Franny Banks is a struggling actress in New York City, with just six months left of the three year deadline she gave herself to succeed. But so far, all she has to show for her efforts is a single line in an ad for ugly Christmas sweaters and a degrading waitressing job. She lives in Brooklyn with two roommates-Jane, her best friend from college, and Dan, a sci-fi writer, who is very definitely not boyfriend material-and is struggling with her feelings for a suspiciously charming guy in her acting class, all while trying to find a hair-product cocktail that actually works.
Meanwhile, she dreams of doing "important" work, but only ever seems to get auditions for dishwashing liquid and peanut butter commercials. It's hard to tell if she'll run out of time or money first, but either way, failure would mean facing the fact that she has absolutely no skills to make it in the real world. Her father wants her to come home and teach, her agent won't call her back, and her classmate Penelope, who seems supportive, might just turn out to be her toughest competition yet.
Someday, Someday, Maybe is a funny and charming debut about finding yourself, finding love, and, most difficult of all, finding an acting job.

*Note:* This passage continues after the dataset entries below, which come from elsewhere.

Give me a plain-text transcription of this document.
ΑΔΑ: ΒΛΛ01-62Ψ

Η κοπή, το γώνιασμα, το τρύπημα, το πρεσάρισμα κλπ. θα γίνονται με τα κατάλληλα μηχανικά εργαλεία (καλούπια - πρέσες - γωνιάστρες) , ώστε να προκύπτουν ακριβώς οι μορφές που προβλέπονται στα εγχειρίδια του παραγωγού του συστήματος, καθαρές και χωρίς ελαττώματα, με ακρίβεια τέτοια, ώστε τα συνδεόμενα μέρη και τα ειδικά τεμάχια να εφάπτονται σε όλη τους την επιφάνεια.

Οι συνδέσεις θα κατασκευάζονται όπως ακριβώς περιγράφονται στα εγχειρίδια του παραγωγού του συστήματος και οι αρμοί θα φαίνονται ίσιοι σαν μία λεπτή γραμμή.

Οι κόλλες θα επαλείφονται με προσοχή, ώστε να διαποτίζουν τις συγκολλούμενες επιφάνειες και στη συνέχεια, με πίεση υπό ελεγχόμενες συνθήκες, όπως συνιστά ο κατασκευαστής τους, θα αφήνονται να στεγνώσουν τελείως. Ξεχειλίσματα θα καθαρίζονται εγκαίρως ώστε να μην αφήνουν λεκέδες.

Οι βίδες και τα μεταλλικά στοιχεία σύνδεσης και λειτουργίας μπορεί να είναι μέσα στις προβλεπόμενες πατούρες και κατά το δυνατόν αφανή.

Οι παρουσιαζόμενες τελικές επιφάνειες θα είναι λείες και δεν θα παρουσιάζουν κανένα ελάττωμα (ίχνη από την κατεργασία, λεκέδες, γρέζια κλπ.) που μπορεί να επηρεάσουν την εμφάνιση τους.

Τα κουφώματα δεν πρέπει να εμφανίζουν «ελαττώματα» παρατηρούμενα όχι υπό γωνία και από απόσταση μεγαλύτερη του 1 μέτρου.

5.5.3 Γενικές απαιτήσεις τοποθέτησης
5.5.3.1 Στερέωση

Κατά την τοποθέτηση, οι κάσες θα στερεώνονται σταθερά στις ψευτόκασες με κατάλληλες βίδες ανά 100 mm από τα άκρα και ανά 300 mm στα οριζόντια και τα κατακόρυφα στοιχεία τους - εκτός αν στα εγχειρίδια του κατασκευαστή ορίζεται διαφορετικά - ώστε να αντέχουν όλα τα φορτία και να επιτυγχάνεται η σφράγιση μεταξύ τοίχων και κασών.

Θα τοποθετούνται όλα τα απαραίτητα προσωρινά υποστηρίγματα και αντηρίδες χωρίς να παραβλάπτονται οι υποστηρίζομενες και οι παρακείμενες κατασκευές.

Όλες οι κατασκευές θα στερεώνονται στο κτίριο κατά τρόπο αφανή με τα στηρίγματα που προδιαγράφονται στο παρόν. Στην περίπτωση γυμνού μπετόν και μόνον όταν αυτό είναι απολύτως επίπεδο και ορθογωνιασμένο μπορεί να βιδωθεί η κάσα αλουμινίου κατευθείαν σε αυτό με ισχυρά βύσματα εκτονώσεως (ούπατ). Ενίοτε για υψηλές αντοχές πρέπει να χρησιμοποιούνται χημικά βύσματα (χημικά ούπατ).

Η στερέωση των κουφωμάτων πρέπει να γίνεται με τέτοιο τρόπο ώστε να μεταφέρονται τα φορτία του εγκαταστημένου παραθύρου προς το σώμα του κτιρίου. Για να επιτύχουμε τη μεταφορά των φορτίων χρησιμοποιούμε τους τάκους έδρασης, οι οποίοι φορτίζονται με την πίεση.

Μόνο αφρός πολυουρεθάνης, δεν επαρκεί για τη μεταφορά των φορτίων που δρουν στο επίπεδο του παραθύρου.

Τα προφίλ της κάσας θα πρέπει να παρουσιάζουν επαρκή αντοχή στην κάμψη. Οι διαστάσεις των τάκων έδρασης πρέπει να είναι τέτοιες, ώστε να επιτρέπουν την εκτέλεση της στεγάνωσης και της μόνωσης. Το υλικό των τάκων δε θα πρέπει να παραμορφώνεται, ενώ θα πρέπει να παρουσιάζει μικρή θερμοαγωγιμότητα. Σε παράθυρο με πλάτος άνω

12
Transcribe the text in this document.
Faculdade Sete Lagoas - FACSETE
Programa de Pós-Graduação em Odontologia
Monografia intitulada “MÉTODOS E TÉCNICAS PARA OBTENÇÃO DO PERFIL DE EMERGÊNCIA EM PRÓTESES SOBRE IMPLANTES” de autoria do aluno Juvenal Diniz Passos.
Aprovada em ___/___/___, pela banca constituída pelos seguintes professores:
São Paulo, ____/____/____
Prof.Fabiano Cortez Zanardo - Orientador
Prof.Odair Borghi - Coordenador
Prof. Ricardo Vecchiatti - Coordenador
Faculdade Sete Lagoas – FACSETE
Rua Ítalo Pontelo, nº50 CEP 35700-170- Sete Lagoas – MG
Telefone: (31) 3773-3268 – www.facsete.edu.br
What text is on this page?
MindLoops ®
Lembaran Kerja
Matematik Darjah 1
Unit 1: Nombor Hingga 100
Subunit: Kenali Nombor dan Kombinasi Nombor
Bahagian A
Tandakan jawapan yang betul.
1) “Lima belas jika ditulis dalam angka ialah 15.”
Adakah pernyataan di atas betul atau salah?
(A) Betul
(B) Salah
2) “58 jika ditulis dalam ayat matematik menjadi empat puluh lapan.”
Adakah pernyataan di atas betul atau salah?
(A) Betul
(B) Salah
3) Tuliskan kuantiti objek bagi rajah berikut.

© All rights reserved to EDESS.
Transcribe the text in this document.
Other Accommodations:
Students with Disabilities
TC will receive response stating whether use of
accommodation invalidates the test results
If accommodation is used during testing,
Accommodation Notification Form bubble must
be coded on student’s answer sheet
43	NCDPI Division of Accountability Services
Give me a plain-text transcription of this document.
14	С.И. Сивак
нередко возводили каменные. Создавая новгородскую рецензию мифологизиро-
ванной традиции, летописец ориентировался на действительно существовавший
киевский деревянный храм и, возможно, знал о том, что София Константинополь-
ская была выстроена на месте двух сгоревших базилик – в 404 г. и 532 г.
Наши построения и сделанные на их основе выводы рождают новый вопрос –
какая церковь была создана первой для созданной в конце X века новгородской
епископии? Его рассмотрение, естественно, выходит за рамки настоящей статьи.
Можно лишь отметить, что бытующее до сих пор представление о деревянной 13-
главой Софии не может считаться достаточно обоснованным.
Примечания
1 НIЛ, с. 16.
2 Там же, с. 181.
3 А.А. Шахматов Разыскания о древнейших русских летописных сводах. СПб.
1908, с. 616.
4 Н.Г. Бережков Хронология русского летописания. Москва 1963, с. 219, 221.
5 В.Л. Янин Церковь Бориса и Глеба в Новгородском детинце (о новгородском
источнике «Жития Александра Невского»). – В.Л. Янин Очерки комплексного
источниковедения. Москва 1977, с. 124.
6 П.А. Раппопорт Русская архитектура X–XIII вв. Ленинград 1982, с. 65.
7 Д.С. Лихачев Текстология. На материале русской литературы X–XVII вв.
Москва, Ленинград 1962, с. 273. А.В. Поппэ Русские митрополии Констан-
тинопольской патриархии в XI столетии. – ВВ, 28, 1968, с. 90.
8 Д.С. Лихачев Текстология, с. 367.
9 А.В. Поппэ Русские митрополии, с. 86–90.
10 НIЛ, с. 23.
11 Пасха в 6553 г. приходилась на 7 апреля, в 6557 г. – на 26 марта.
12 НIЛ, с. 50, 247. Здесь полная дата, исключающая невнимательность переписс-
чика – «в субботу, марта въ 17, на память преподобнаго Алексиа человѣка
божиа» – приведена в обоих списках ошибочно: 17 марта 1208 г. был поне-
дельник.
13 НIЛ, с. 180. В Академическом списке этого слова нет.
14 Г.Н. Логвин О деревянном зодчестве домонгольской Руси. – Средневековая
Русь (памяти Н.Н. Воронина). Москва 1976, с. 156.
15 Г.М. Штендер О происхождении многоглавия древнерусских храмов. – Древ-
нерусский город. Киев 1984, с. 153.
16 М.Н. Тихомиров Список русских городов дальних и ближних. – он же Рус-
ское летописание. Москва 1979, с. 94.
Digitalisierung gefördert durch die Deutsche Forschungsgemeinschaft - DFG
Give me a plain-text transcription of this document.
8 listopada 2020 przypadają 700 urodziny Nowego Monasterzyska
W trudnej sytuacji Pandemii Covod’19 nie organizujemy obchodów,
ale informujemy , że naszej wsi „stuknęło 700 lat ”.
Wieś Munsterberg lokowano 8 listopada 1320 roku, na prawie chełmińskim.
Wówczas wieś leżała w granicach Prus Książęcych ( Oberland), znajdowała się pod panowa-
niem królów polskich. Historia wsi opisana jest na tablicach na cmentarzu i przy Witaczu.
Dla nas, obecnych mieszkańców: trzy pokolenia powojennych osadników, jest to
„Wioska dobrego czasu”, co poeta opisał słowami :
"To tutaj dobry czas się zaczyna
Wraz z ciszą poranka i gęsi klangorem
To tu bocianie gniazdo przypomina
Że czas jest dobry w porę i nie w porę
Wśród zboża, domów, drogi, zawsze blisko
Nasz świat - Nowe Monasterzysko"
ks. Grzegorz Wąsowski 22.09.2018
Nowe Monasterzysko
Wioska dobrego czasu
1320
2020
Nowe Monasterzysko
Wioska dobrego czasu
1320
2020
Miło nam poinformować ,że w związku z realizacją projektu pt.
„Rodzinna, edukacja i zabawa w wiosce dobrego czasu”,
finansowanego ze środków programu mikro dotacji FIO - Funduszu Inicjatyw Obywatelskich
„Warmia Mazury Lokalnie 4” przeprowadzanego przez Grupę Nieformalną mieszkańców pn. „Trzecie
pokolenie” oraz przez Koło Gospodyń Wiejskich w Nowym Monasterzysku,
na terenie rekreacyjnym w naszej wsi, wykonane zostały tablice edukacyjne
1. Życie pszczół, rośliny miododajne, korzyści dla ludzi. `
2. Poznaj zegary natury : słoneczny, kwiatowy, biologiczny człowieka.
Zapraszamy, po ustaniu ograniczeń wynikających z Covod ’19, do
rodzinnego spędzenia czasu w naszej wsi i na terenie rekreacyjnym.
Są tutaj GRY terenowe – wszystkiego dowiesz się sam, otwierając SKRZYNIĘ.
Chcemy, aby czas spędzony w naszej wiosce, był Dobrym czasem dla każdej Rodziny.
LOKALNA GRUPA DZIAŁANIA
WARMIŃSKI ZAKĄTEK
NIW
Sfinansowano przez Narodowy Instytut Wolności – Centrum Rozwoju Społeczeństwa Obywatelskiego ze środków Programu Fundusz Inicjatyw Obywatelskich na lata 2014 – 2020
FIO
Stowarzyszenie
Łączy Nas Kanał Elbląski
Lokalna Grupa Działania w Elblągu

Last year, I found out through a blog post that Lauren Graham was going to publish her first novel, Someday, Someday, Maybe.
I was first introduced to Lauren Graham back in the early 2000’s when I started watching Gilmore Girls. As Lorelei Gilmore, she was funny and could think of snappy comebacks on the spot. She lived in the quirky fictional town where everybody knows your name and your personal business. Lorelei had a close relationship with her daughter Rory, while her relationship with her mother, Emily Gilmore was a bit complicated.
I recently started watching her play the role of Sarah Braverman on Parenthood. It just hit me that on both shows, Lauren plays the role of single mom.
I haven’t read a lot of reviews for Someday, Someday, Maybe. I generally don’t read reviews, but I have read that Someday, Someday, Maybe is a must read.
I eagerly picked up this novel from my local library without reading the first few pages. Someday, Someday, Maybe is the story of Franny Banks who is striving to become an actress in New York City. She has given herself six months to make it big or move on.
The story is set in 1995. I find it interesting that Graham chose to set the story in 1995. I am guessing that the novel is loosely based on Graham’s humble beginnings as an actress. In 1995, I was 12 years old reading the Baby-Sitters Club series. In 1995, people called each other on the phone, used Filiofax and weekly planners to keep up with important dates and appointments, and wrote letters when they needed to. Now, we keep up and communicate with our smartphones and tablets. However, in 1995 Franny Banks kept up with her important dates, appointments, and randomness in her Filofax.
To be honest, I was bored during the first 100 pages of the novel. After the first 100 pages, the story began to pick up speed. Acting doesn't really interest me, but despite wanting to abandon the book, I was willing to see it through to see what happens to Franny.
Readers watch Franny struggle to find acting work. It seems that the only work she can find is a sweater commercial and dish washing detergent. Franny has her friends Dan and Jane, and her father for support, but it doesn't seem to be enough.
Some parts of the novels were funny and it reminded me of Lorelei Gilmore. I kept picturing Lauren Graham playing the role of Franny. Franny's father reminded me of Richard Gilmore because he is into classical music and literature.
There were moments when I wanted to reach out and hug Franny and tell her that everything will be okay. She thinks that she is on her way when she lands an agent, but he doesn't return her calls. She looses her waitressing jobs and has to pick up temp work to make ends meet. Spoiler altert: Franny finally gets an offer, but it is for a zombie movie. She is desperate to accept, but a classmate talks her out of it.
Franny wonders if being talented is enough to make it in the acting business. She wonders he needs to change the way she looks in order to be noticed. This story shows the importance of perseverance despite the struggle whether you want to be an actor, writer, artist, musician, or start your own business. You just can't give up.
I'm glad that I finished the book because Franny finally does land work that is not degrading and can be proud of-all because she didn't give up.